Noting that a trough from the LPA extended to the coast of Tamil Nadu-south Andhra Pradesh, the Meteorological Department, in its bulletin, stated that most places of coastal Tamil Nadu and the Union Territory would, on Sunday, receive rain or thundershowers. Many interior pockets of the State were also likely to get rain.

The origin of cyclonic storm Phyan, which crossed the coast of Maharashtra between Alibag and Mumbai on Wednesday, could be traced to the formation of an LPA over the same Comorin region on November 6.

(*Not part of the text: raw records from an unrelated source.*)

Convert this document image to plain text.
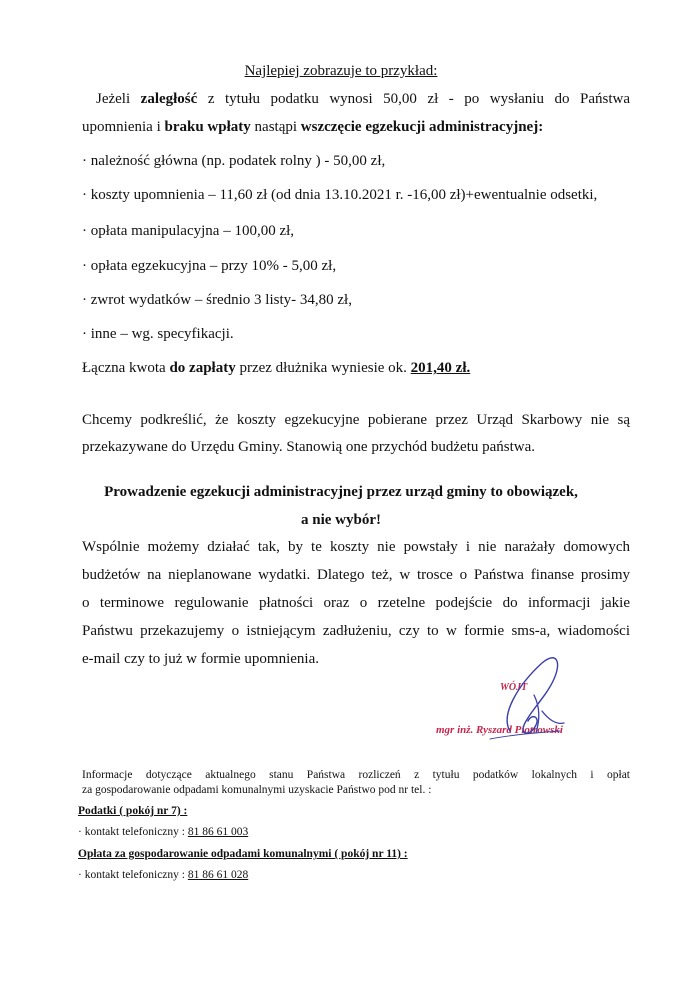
Najlepiej zobrazuje to przykład:
Jeżeli zaległość z tytułu podatku wynosi 50,00 zł - po wysłaniu do Państwa
upomnienia i braku wpłaty nastąpi wszczęcie egzekucji administracyjnej:
· należność główna (np. podatek rolny ) - 50,00 zł,
· koszty upomnienia – 11,60 zł (od dnia 13.10.2021 r. -16,00 zł)+ewentualnie odsetki,
· opłata manipulacyjna – 100,00 zł,
· opłata egzekucyjna – przy 10% - 5,00 zł,
· zwrot wydatków – średnio 3 listy- 34,80 zł,
· inne – wg. specyfikacji.
Łączna kwota do zapłaty przez dłużnika wyniesie ok. 201,40 zł.
Chcemy podkreślić, że koszty egzekucyjne pobierane przez Urząd Skarbowy nie są
przekazywane do Urzędu Gminy. Stanowią one przychód budżetu państwa.
Prowadzenie egzekucji administracyjnej przez urząd gminy to obowiązek,
a nie wybór!
Wspólnie możemy działać tak, by te koszty nie powstały i nie narażały domowych
budżetów na nieplanowane wydatki. Dlatego też, w trosce o Państwa finanse prosimy
o terminowe regulowanie płatności oraz o rzetelne podejście do informacji jakie
Państwu przekazujemy o istniejącym zadłużeniu, czy to w formie sms-a, wiadomości
e-mail czy to już w formie upomnienia.
WÓJT
mgr inż. Ryszard Piotrowski
Informacje dotyczące aktualnego stanu Państwa rozliczeń z tytułu podatków lokalnych i opłat
za gospodarowanie odpadami komunalnymi uzyskacie Państwo pod nr tel. :
Podatki ( pokój nr 7) :
· kontakt telefoniczny : 81 86 61 003
Opłata za gospodarowanie odpadami komunalnymi ( pokój nr 11) :
· kontakt telefoniczny : 81 86 61 028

This was responsible for Tamil Nadu receiving widespread rainfall during November 7-10.

The spell of rain, which resulted in the death of around 80 people, including 43 in the Nilgiris district, led to realisation of 19 cm rainfall all over the State. The normal amount of rainfall for the week ending November 11 is usually around 4 cm.

All the districts recorded excess rainfall in the week, with the Nilgiris leading. The western district registered 54 cm against the normal 4 cm, a deviation of 1,245 per cent. Chennai and Nagapattinam received 41 cm each (normal: 8.4 cm and 10 cm); Cuddalore — 40 cm (7.5 cm) and Kancheepuram — 36.3 cm (7.8 cm).

Tiruchi and Madurai recorded 15 cm and 16 cm (normal: 3.3 cm and 4 cm). The Union Territory of Puducherry received about 39 cm (10 cm).

As regards the season’s rainfall (October 1 to November 11), the State, as a whole, received 27.5 cm against the normal 25.6 cm, a deviation of seven per cent.

By meteorological standards, deviation in the range of minus 19 per cent to plus 19 per cent is considered normal. While seven districts each registered excess and deficient rainfall, 17 came under the category of normal.